Kurt Hübner (Philosoph)

aus Wikipedia, der freien Enzyklopädie

Kurt Hübner (* 1. September 1921 in Prag) ist ein deutscher Philosoph.

Inhaltsverzeichnis

[Bearbeiten] Leben

Hübner studierte zunächst in seiner Heimatstadt Prag, später in Rostock und Kiel Philosophie. Das Studium schloss er 1951 mit Promotion ab und habilitierte sich im Jahre 1955. Von 1960 bis 1971 war er ordentlicher Professor an der Technischen Universität Berlin und Honorarprofessor an der Freien Universität Berlin. Von 1971 bis zu seiner Emeritierung 1988 lehrte er als ordentlicher Professor an der Universität Kiel.

Von 1969 bis 1975 stand Hübner der Allgemeinen Gesellschaft für Philosophie in Deutschland als Präsident vor.

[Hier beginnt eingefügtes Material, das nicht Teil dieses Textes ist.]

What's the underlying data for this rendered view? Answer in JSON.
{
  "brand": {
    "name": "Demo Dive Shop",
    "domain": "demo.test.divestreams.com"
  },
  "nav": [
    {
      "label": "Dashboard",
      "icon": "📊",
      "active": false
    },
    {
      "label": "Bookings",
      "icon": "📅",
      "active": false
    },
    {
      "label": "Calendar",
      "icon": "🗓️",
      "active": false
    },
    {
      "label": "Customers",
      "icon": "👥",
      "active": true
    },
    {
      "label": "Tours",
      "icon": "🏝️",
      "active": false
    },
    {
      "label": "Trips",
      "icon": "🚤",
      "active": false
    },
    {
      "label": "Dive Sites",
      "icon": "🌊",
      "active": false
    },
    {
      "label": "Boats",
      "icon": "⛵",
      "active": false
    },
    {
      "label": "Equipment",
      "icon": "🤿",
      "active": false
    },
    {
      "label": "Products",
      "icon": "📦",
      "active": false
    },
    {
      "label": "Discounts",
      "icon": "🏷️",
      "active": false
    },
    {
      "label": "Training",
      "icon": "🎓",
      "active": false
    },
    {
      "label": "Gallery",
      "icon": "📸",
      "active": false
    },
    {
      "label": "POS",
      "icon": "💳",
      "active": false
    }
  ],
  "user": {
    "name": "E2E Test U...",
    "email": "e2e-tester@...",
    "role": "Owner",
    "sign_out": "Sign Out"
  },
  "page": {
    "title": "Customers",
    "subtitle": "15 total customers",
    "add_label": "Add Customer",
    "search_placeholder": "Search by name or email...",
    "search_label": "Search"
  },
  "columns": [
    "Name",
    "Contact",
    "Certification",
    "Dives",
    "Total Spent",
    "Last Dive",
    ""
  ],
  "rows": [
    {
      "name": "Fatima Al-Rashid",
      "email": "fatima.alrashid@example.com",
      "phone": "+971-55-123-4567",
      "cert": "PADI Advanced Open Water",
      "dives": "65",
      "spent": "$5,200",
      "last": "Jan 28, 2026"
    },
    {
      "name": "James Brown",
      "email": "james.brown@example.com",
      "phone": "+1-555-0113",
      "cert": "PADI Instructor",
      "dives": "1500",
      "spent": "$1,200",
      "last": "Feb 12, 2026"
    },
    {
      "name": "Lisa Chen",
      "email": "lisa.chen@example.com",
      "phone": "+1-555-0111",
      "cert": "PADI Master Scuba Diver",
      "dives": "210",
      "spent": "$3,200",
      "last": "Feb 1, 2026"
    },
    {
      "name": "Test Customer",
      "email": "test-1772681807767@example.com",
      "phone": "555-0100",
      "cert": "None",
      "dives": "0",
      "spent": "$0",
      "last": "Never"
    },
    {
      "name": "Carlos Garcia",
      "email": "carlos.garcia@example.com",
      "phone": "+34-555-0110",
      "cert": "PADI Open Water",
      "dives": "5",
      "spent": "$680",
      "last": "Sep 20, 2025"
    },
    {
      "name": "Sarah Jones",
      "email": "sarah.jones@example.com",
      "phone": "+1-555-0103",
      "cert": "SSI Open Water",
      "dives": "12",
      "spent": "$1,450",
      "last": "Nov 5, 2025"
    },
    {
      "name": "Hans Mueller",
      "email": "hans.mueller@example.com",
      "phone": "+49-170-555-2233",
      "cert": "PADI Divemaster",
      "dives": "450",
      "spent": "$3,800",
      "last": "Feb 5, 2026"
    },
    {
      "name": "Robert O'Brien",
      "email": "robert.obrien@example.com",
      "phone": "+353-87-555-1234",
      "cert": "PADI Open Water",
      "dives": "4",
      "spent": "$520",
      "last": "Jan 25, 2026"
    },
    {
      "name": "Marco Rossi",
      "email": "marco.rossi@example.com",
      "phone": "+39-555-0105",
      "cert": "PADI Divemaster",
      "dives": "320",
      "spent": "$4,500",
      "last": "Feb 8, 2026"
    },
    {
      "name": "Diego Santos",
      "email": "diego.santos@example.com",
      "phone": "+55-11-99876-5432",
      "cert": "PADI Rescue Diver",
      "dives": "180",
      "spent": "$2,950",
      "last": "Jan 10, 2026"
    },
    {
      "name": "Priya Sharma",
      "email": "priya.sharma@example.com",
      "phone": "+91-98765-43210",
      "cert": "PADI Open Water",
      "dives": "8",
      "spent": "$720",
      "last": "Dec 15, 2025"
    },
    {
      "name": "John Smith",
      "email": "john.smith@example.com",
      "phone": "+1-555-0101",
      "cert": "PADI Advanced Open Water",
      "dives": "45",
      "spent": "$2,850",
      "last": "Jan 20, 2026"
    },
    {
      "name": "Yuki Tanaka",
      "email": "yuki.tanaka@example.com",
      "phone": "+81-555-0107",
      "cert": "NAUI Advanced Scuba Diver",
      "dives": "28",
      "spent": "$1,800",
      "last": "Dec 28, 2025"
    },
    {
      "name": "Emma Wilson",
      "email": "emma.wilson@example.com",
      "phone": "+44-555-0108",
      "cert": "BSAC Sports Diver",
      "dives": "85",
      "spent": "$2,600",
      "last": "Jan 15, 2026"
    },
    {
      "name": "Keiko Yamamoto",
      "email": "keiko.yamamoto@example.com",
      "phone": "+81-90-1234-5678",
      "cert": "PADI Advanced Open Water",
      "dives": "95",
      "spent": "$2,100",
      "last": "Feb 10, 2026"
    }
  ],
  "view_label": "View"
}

Von 1978 bis 1988 war er Mitglied des Comité Directeur der Féderaton Internationale des Sociétés de Philosophie in Bern.

1993 wurde Kurt Hübner die Humboldt-Plakette verliehen.

[Bearbeiten] Philosophie

[Bearbeiten] Wissenschaftstheorie

Hübners wichtigste wissenschaftstheoretische Arbeiten finden sich in seinem wissenschaftstheoretischen Lehrbuch Kritik der wissenschaftlichen Vernunft, das bereits 1978 das erste Mal im Alber Verlag in Freiburg erschien. Hübner arbeitet erstmalig den Begriff von Wissenschaft heraus, wonach wissenschaftliches Arbeiten durch fünf Klassen von Festsetzungen bestimmt ist: 1. Instrumentale Festsetzungen, durch die die Daten, das Einzelne der wissenschaftlichen Erkenntnis, bereitgestellt wird, 2. Funktionale Festsetzungen, die das Allgemeine der wissenschaftlichen Erkenntnis liefern, 3. Axiomatische Festsetzungen, durch die die Bedeutungsrelationen zwischen dem Einzelnen und dem Allgemeinen zu Formen von Naturgesetzen verschmolzen werden, 4. Judikale Festsetzungen, durch die aufgestellte Gesetze auf ihre Verlässlichkeit hin überprüft werden können und 5. Normative Festsetzungen, durch die die Objektbereiche einer Wissenschaft, ihre Methoden und die Art möglicher Erkenntnisse festgelegt werden.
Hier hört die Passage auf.